# Thin film interference

• fedecolo
In summary, a question was asked about finding the wavelengths of light transmitted and reflected when white light is incident on a thin film of water between two glass surfaces. The solution involves setting equations for constructive interference and assuming no light is absorbed by the material. It is important to note that there is always interference in both the transmitted and reflected waves, and standard textbooks provide examples of this.f

## Homework Statement

Between two pieces of glass (##n_1=1.70##), there is a thin film of water (##n_2=1.33## and width ##d=1 \mu m##). If there is normal-incidence of white light on the water surface, find:
(a) which wavelenghts can be seen in the light transmitted (answer: 667 nm,533 nm,444 nm, 381 nm)
(b) which wavelenghts can be seen in the light reflected (answer: 593 nm,484 nm, 410 nm, (355 nm) )

## The Attempt at a Solution

(a) I don't know how to deal with light transmitted
(b) I set the ##2d= \left(m-\frac{1}{2} \right) \cdot \frac{\lambda}{n_2}## to find the lambdas for ##m=1,2...## but I obtain only ##\lambda_{m=1}=355 nm## (below the light that can be seen).

Any help?

(a) I don't know how to deal with light transmitted
You can assume that none of the light is absorbed by the material. So, the total amount of incoming light energy must be conserved. As less light is reflected, more light must be transmitted. And vice versa.

(b) I set the ##2d= \left(m-\frac{1}{2} \right) \cdot \frac{\lambda}{n_2}## to find the lambdas for ##m=1,2...## but I obtain only ##\lambda_{m=1}=355 nm## (below the light that can be seen).
Your equation looks OK. But, in order to get a wavelength of 355 nm, I have to let m = 8. You will need to choose values of m that yield visible wavelengths.

You can assume that none of the light is absorbed by the material. So, the total amount of incoming light energy must be conserved. As less light is reflected, more light must be transmitted. And vice versa.

Thanks.
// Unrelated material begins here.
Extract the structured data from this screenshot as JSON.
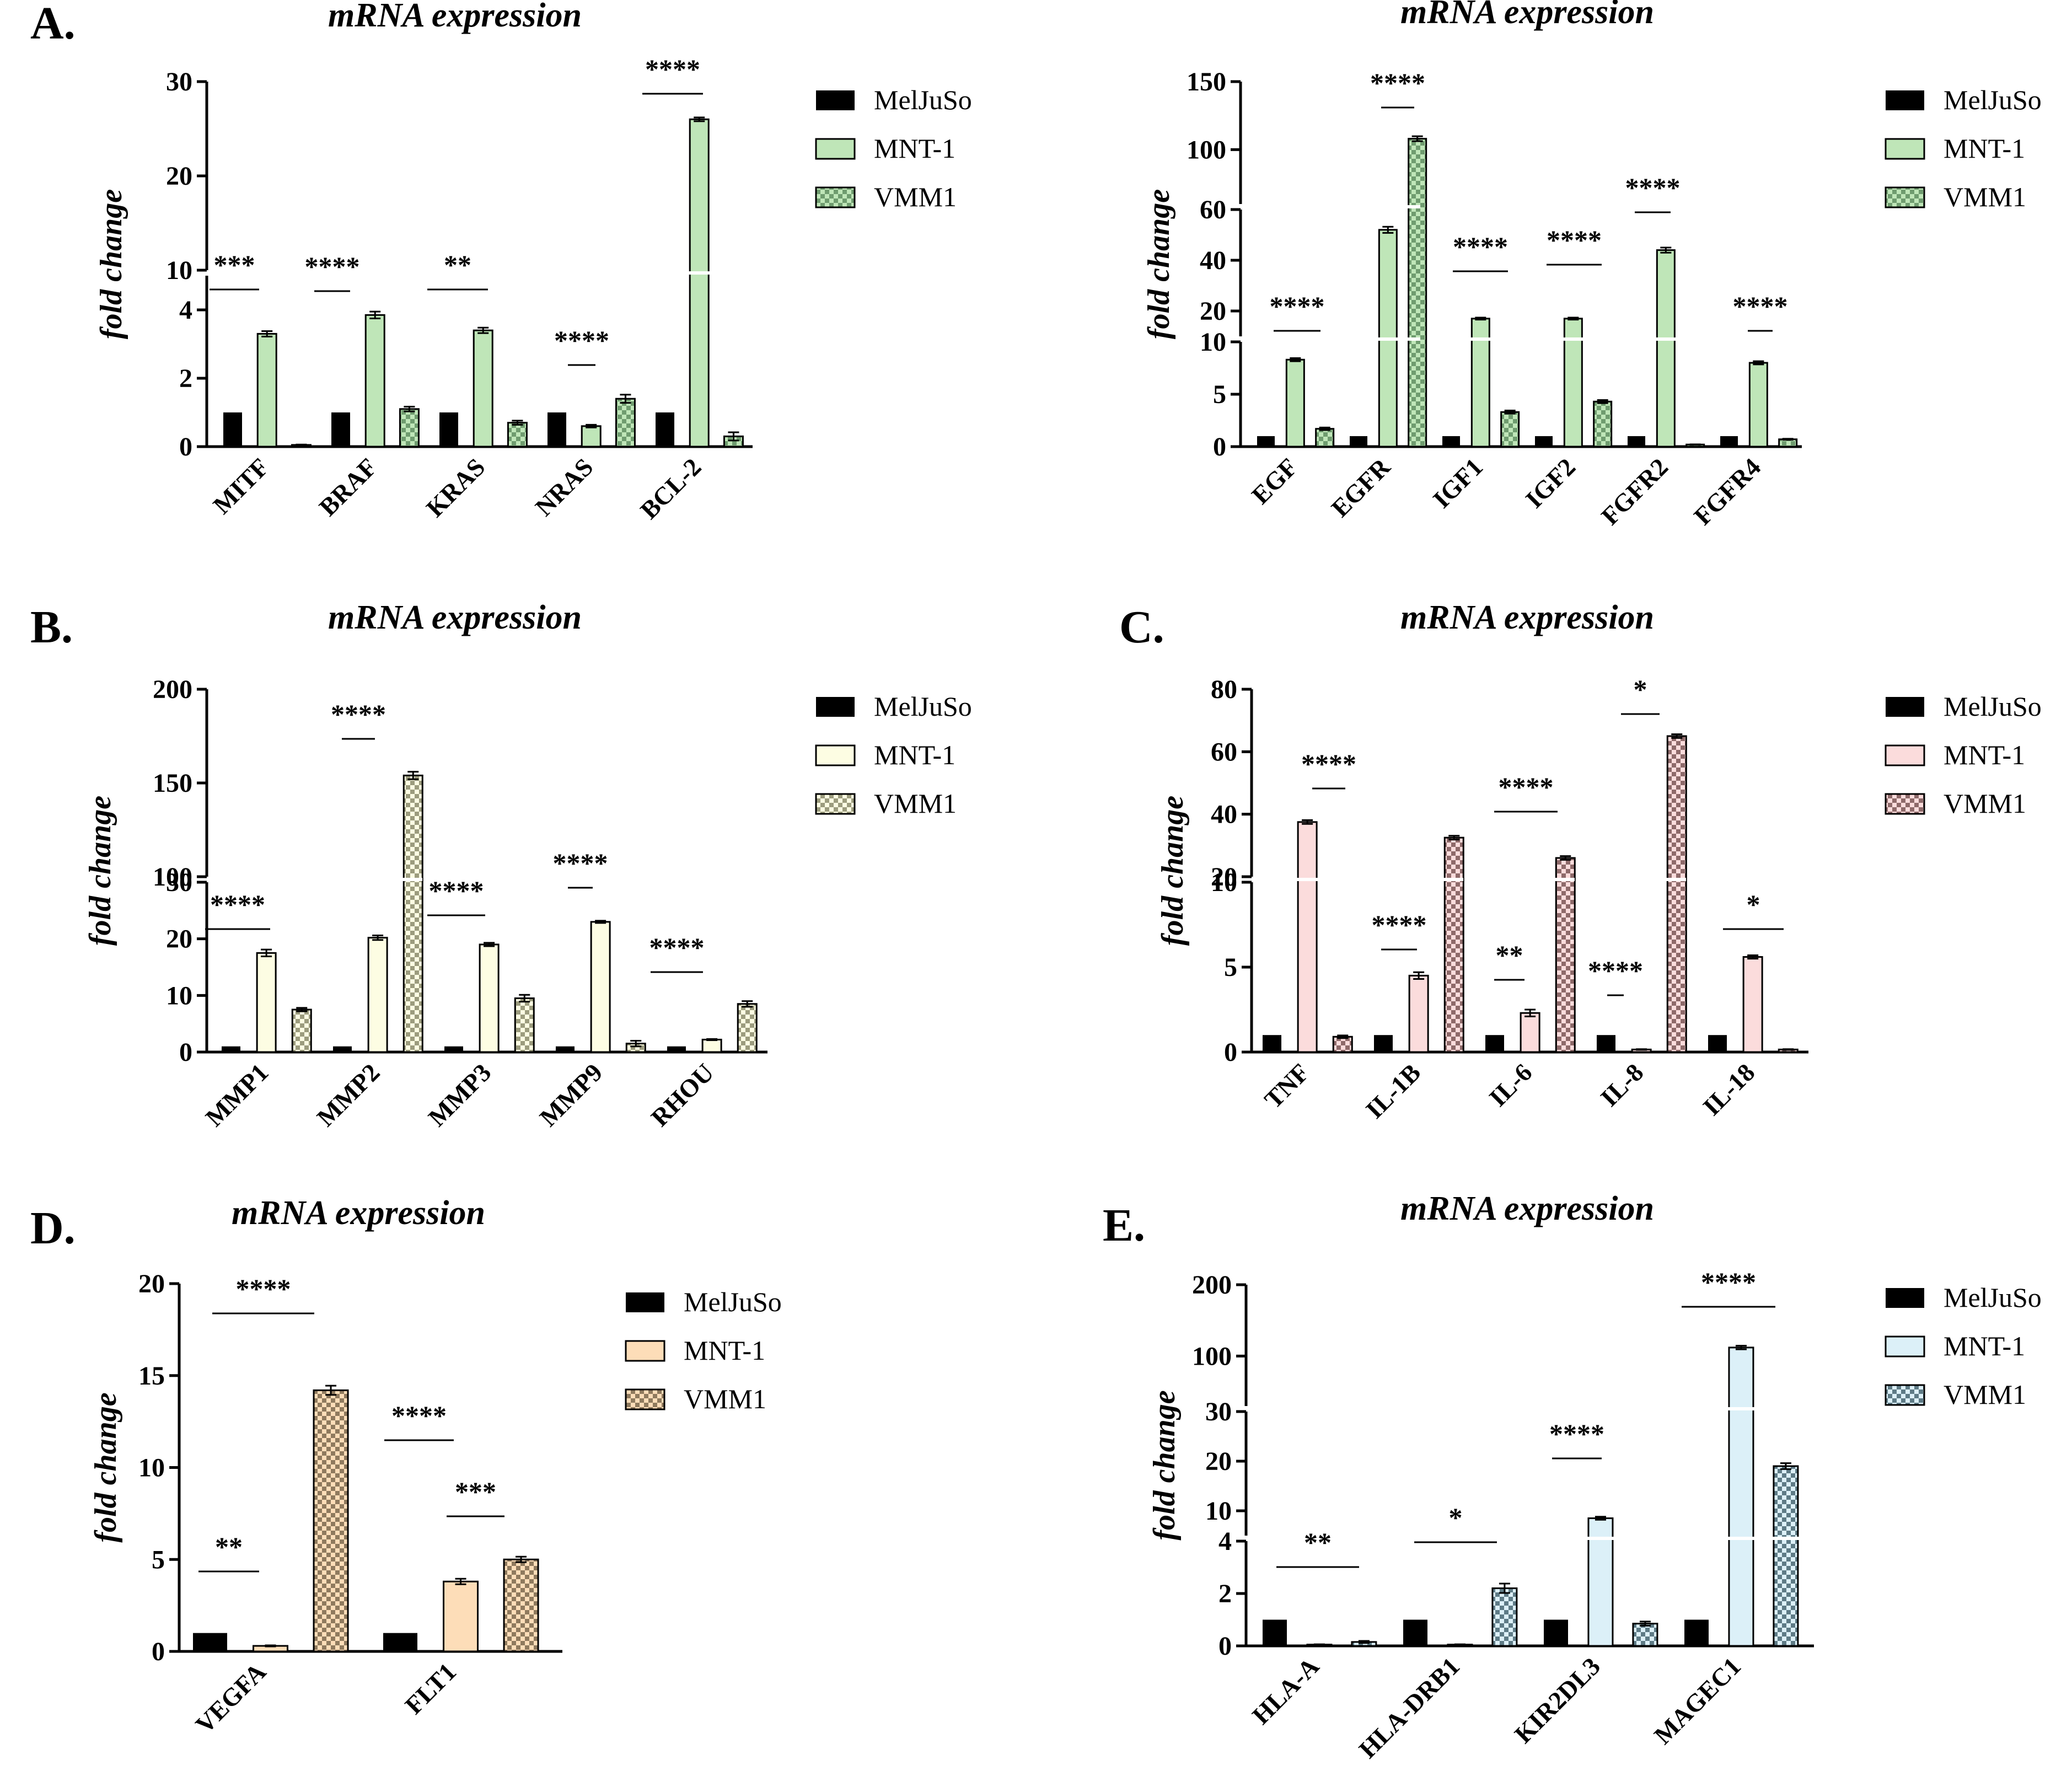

But how can I set the equation for the constructive interference in the first case? There is no interference since the light is transmitted(?)

Thanks. But how can I set the equation for the constructive interference in the first case? There is no interference since the light is transmitted(?)
There is always interference (constructive, destructive, or something in between) in the transmitted waves and in the reflected waves. Standard textbooks show how you get two reflected rays that interfere. See if you can show how to get two transmitted waves that interfere. Hint: One of the transmitted rays has no reflections. The other transmitted wave has more than one reflection.